Maria — the new Callas biopic depicts very little of what made her unique and unforgettable an artist
LONDON, ENGLAND - OCTOBER 18: Angelina Jolie attends the "Maria" Headline Gala during the 68th BFI London Film Festival at The Royal Festival Hall on October 18, 2024 in London, England. (Photo by Joe Maher/Getty Images for BFI)
The opera singer Maria Callas is an undisputed icon of her artform. But she is also a divisive one, even 50 years after her death.

Her voice was not a typical beauty. It had hard edges and dark recesses, and she eschewed the dutiful precision of other bel canto artists. With devoted study and deep thought, she unleashed her art from convention. The defiant unique wildness that resulted is what has turned some listeners off, and what brings the living electrical charge to the rest of us who thrill to hear her.

https://www.youtube.com/watch?v=du4L5ikk5Ms

Unfortunately, Maria, the new biopic of Callas, depicts very little of what made her so unique and unforgettable an artist. 

The director, Chilean filmmaker Pablo Larraín, has focused instead on the sensationalised glamour and tragedies of her public life, blended with the well-trod stereotype of the tortured artist hounded by trauma.

Maria stars Angelina Jolie, and is set over the seven days preceding Callas’s death, at the age of 53, in her Paris apartment. She has hired a rehearsal pianist to prepare her for a new performance. What performance, exactly, she has in mind and would like to prepare for is never made clear.

Her struggle is with her voice, which has lost much of its power, and the most agonised scenes are the ones where Maria despairs over the loss of her vocal abilities, which Jolie renders with heart-wrenching physical and emotional anguish.

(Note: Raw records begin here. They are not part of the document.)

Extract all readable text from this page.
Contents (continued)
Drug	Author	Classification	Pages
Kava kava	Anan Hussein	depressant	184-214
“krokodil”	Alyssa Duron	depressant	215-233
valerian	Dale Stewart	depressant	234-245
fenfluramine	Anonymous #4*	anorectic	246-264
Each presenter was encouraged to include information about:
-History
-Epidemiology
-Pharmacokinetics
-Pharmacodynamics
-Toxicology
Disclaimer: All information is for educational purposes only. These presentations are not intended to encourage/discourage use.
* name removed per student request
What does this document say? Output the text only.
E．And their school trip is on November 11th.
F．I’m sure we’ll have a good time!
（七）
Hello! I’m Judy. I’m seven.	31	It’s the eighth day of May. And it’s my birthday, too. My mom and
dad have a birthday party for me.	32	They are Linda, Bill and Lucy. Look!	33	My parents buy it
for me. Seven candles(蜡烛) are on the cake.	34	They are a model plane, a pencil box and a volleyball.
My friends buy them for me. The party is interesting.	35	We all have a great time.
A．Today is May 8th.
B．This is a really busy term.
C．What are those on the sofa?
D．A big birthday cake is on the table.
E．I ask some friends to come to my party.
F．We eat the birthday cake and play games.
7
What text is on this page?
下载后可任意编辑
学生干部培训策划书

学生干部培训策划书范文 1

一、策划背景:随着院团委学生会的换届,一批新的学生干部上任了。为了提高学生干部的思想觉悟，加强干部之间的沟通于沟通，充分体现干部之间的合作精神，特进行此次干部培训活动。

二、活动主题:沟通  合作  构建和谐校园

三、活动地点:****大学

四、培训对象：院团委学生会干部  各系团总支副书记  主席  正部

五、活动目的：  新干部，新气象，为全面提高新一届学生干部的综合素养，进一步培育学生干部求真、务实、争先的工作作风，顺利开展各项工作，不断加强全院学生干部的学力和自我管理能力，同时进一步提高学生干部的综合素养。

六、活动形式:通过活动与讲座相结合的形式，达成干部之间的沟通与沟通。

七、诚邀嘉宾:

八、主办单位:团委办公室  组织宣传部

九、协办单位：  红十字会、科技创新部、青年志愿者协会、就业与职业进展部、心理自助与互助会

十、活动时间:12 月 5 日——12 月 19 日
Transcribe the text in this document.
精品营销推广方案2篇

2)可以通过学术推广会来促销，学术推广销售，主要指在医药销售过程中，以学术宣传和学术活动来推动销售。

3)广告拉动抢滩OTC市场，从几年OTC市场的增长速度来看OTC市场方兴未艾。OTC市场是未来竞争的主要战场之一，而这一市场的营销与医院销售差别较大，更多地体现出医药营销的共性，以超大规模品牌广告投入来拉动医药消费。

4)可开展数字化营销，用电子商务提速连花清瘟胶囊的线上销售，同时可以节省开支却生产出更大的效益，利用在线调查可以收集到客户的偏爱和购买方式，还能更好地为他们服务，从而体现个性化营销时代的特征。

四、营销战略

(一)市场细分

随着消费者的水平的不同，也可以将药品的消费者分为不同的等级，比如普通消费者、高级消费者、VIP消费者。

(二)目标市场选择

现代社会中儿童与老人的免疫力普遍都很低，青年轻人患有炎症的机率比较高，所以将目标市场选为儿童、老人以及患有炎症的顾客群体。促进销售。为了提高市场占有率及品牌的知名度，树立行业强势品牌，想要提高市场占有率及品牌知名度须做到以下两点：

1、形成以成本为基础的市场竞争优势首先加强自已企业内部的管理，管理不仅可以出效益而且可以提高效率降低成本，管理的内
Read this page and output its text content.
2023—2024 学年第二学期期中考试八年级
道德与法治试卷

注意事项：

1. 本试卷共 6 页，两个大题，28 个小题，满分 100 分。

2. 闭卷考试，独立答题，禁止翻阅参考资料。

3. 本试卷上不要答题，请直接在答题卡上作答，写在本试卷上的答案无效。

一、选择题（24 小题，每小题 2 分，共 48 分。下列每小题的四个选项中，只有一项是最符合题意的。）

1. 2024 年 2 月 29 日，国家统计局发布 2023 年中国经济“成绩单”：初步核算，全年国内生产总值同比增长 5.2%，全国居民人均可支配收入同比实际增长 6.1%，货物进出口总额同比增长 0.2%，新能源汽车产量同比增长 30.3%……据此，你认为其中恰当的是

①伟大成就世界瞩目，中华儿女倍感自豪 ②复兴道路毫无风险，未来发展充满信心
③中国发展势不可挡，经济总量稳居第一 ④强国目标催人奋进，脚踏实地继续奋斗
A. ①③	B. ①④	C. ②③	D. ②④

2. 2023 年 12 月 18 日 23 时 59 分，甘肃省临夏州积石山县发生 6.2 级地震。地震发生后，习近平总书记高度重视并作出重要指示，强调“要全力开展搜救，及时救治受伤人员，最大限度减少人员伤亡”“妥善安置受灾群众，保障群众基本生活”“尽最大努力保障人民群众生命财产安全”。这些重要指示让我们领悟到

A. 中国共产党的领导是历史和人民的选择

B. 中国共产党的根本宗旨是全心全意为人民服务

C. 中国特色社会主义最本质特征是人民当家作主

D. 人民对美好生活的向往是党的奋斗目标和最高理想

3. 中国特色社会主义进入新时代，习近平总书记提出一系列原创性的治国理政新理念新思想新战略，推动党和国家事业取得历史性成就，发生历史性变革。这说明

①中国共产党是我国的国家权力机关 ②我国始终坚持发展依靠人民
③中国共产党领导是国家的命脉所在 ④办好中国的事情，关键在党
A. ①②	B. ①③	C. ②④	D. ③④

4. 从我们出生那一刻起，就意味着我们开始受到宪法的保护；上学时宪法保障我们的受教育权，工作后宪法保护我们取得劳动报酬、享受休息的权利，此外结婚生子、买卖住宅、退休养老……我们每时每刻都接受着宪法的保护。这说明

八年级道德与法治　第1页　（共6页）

In between scenes of rehearsal and interactions with her two devoted household staff members, Maria leads an imaginary interviewer around Paris, where she reflects on her life, replete with flashbacks and reminiscences.

Maria Angelina Jolie in Maria. (Photo: Netflix)



Opera lovers are thrown numerous treats: the Anvil Chorus and Humming Chorus are rendered, phantasmagorical, on the streets of Paris during Maria’s walks, there are significant excerpts from Norma and I Puritani, a dramatic rendering of Tosca’s moving Vissi d’arte, and the Ave Maria from Verdi’s Otello plays repeatedly like a poignant motif for a radiant life nearing its close.

The film’s timelines alternate between black and white, with a luxurious amber glow. 

Maria is gorgeously shot by Ed Lachman. It boasts further exquisite visual pleasures in the sets, designed by Guy Dyas, and costumes by Massimo Parrini. Many shots are meticulously set up to replicate instantly recognisable photos and clips of Callas.

But these amount only to beautiful surfaces. 

Angelina Jolie attends the premiere of Maria during the 2024 AFI Fest at the TCL Chinese Theatre i. Hollywood on 26 October 2024. (Photo: Monica Schipper / Getty Images)



Angelina Jolie at the Maria headline gala during the 68th BFI London Film Festival at the Royal Festival Hall on 18 October 2024. (Photo: Joe Maher/Getty Images for BFI)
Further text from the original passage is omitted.